Problem 4: CORS Errors from Frontend

Solution: Adjust server-cors-allowed-origins in PostgREST configuration to include all frontend addresses:

server-cors-allowed-origins = "http://your-frontend-domain.com,https://app.your-domain.com"
server-cors-allowed-credentials = true

Part Six: Advanced Security Considerations

Row-Level Security (RLS)

For enhanced security, consider implementing PostgreSQL Row-Level Security:

-- Enable RLS on a table
ALTER TABLE users ENABLE ROW LEVEL SECURITY;

-- Create policy allowing users to see only their own data
CREATE POLICY user_isolation ON users
    USING (auth_uid() = user_id);

JWT Token Authentication

PostgREST supports JWT-based authentication for more granular access control:

# In postgrest.conf
db-anon-role = "web_anon"
db-pool-acquisition-timeout = 10

Frontend includes JWT token in requests:

Authorization: Bearer <your-jwt-token>

Connection Pooling Optimization

For high-traffic applications, optimize connection pooling:

db-pool-size = 20
db-pool-acquisition-timeout = 10
db-pool-max-lifetime = 300

Summary

The core of PostgREST and PostgreSQL role permission configuration lies in consistency: the anonymous role configured in PostgREST must exist in the database and possess corresponding schema and table permissions. Additionally, note that PostgREST must be restarted after permission and table structure changes to refresh its cache.

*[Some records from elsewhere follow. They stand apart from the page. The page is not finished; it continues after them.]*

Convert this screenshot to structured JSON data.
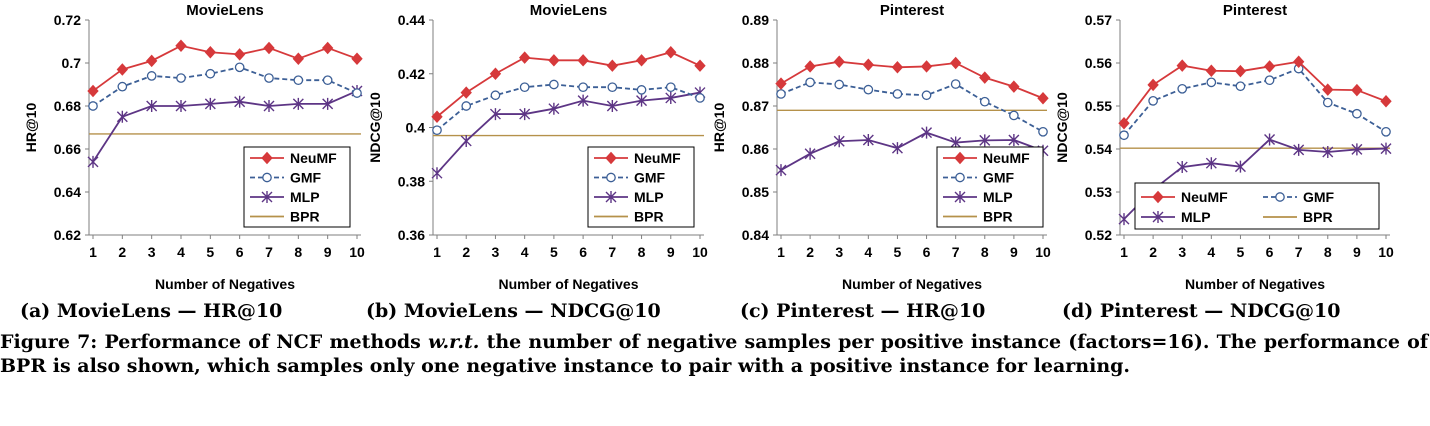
{
  "chart_data": [
    {
      "type": "line",
      "title": "MovieLens",
      "xlabel": "Number of Negatives",
      "ylabel": "HR@10",
      "x": [
        1,
        2,
        3,
        4,
        5,
        6,
        7,
        8,
        9,
        10
      ],
      "ylim": [
        0.62,
        0.72
      ],
      "yticks": [
        0.62,
        0.64,
        0.66,
        0.68,
        0.7,
        0.72
      ],
      "ytick_labels": [
        "0.62",
        "0.64",
        "0.66",
        "0.68",
        "0.7",
        "0.72"
      ],
      "grid": false,
      "legend_position": "bottom-right",
      "legend_layout": "column",
      "series": [
        {
          "name": "NeuMF",
          "values": [
            0.687,
            0.697,
            0.701,
            0.708,
            0.705,
            0.704,
            0.707,
            0.702,
            0.707,
            0.702
          ]
        },
        {
          "name": "GMF",
          "values": [
            0.68,
            0.689,
            0.694,
            0.693,
            0.695,
            0.698,
            0.693,
            0.692,
            0.692,
            0.686
          ]
        },
        {
          "name": "MLP",
          "values": [
            0.654,
            0.675,
            0.68,
            0.68,
            0.681,
            0.682,
            0.68,
            0.681,
            0.681,
            0.687
          ]
        },
        {
          "name": "BPR",
          "values": [
            0.667,
            0.667,
            0.667,
            0.667,
            0.667,
            0.667,
            0.667,
            0.667,
            0.667,
            0.667
          ]
        }
      ]
    },
    {
      "type": "line",
      "title": "MovieLens",
      "xlabel": "Number of Negatives",
      "ylabel": "NDCG@10",
      "x": [
        1,
        2,
        3,
        4,
        5,
        6,
        7,
        8,
        9,
        10
      ],
      "ylim": [
        0.36,
        0.44
      ],
      "yticks": [
        0.36,
        0.38,
        0.4,
        0.42,
        0.44
      ],
      "ytick_labels": [
        "0.36",
        "0.38",
        "0.4",
        "0.42",
        "0.44"
      ],
      "grid": false,
      "legend_position": "bottom-right",
      "legend_layout": "column",
      "series": [
        {
          "name": "NeuMF",
          "values": [
            0.404,
            0.413,
            0.42,
            0.426,
            0.425,
            0.425,
            0.423,
            0.425,
            0.428,
            0.423
          ]
        },
        {
          "name": "GMF",
          "values": [
            0.399,
            0.408,
            0.412,
            0.415,
            0.416,
            0.415,
            0.415,
            0.414,
            0.415,
            0.411
          ]
        },
        {
          "name": "MLP",
          "values": [
            0.383,
            0.395,
            0.405,
            0.405,
            0.407,
            0.41,
            0.408,
            0.41,
            0.411,
            0.413
          ]
        },
        {
          "name": "BPR",
          "values": [
            0.397,
            0.397,
            0.397,
            0.397,
            0.397,
            0.397,
            0.397,
            0.397,
            0.397,
            0.397
          ]
        }
      ]
    },
    {
      "type": "line",
      "title": "Pinterest",
      "xlabel": "Number of Negatives",
      "ylabel": "HR@10",
      "x": [
        1,
        2,
        3,
        4,
        5,
        6,
        7,
        8,
        9,
        10
      ],
      "ylim": [
        0.84,
        0.89
      ],
      "yticks": [
        0.84,
        0.85,
        0.86,
        0.87,
        0.88,
        0.89
      ],
      "ytick_labels": [
        "0.84",
        "0.85",
        "0.86",
        "0.87",
        "0.88",
        "0.89"
      ],
      "grid": false,
      "legend_position": "bottom-right",
      "legend_layout": "column",
      "series": [
        {
          "name": "NeuMF",
          "values": [
            0.8752,
            0.8792,
            0.8803,
            0.8796,
            0.879,
            0.8792,
            0.88,
            0.8766,
            0.8745,
            0.8718
          ]
        },
        {
          "name": "GMF",
          "values": [
            0.8728,
            0.8755,
            0.875,
            0.8738,
            0.8728,
            0.8725,
            0.8751,
            0.871,
            0.8678,
            0.864
          ]
        },
        {
          "name": "MLP",
          "values": [
            0.8551,
            0.8589,
            0.8618,
            0.8621,
            0.8602,
            0.8638,
            0.8615,
            0.862,
            0.8621,
            0.8596
          ]
        },
        {
          "name": "BPR",
          "values": [
            0.869,
            0.869,
            0.869,
            0.869,
            0.869,
            0.869,
            0.869,
            0.869,
            0.869,
            0.869
          ]
        }
      ]
    },
    {
      "type": "line",
      "title": "Pinterest",
      "xlabel": "Number of Negatives",
      "ylabel": "NDCG@10",
      "x": [
        1,
        2,
        3,
        4,
        5,
        6,
        7,
        8,
        9,
        10
      ],
      "ylim": [
        0.52,
        0.57
      ],
      "yticks": [
        0.52,
        0.53,
        0.54,
        0.55,
        0.56,
        0.57
      ],
      "ytick_labels": [
        "0.52",
        "0.53",
        "0.54",
        "0.55",
        "0.56",
        "0.57"
      ],
      "grid": false,
      "legend_position": "bottom-right",
      "legend_layout": "two-column",
      "series": [
        {
          "name": "NeuMF",
          "values": [
            0.546,
            0.5549,
            0.5594,
            0.5582,
            0.5581,
            0.5592,
            0.5603,
            0.5538,
            0.5537,
            0.5511
          ]
        },
        {
          "name": "GMF",
          "values": [
            0.5432,
            0.5512,
            0.554,
            0.5555,
            0.5546,
            0.556,
            0.5587,
            0.5508,
            0.5482,
            0.544
          ]
        },
        {
          "name": "MLP",
          "values": [
            0.5237,
            0.5305,
            0.5358,
            0.5367,
            0.5359,
            0.5422,
            0.5398,
            0.5393,
            0.5399,
            0.5401
          ]
        },
        {
          "name": "BPR",
          "values": [
            0.5402,
            0.5402,
            0.5402,
            0.5402,
            0.5402,
            0.5402,
            0.5402,
            0.5402,
            0.5402,
            0.5402
          ]
        }
      ]
    }
  ],
  "series_styles": {
    "NeuMF": {
      "color": "#d6393b",
      "marker": "diamond",
      "dash": "none"
    },
    "GMF": {
      "color": "#3c5f96",
      "marker": "circle",
      "dash": "dashed"
    },
    "MLP": {
      "color": "#5d3585",
      "marker": "star",
      "dash": "none"
    },
    "BPR": {
      "color": "#b5914a",
      "marker": "none",
      "dash": "none"
    }
  },
  "subcaptions": [
    "(a) MovieLens — HR@10",
    "(b) MovieLens — NDCG@10",
    "(c) Pinterest — HR@10",
    "(d) Pinterest — NDCG@10"
  ],
  "caption": {
    "lead": "Figure 7: Performance of NCF methods ",
    "wrt": "w.r.t.",
    "rest": " the number of negative samples per positive instance (factors=16). The performance of BPR is also shown, which samples only one negative instance to pair with a positive instance for learning."
  }
}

The configuration templates and SQL commands provided in this guide can be directly applied to production environments. For systems like earthquake emergency response and data query platforms, simply adjust based on actual database addresses, usernames, and passwords to quickly complete PostgREST and database permission integration. This approach avoids interface errors caused by configuration or permission issues, ensuring reliable and secure API operations.

By following these best practices, you'll establish a robust foundation for your PostgREST deployment that balances ease of development with production-grade security and performance.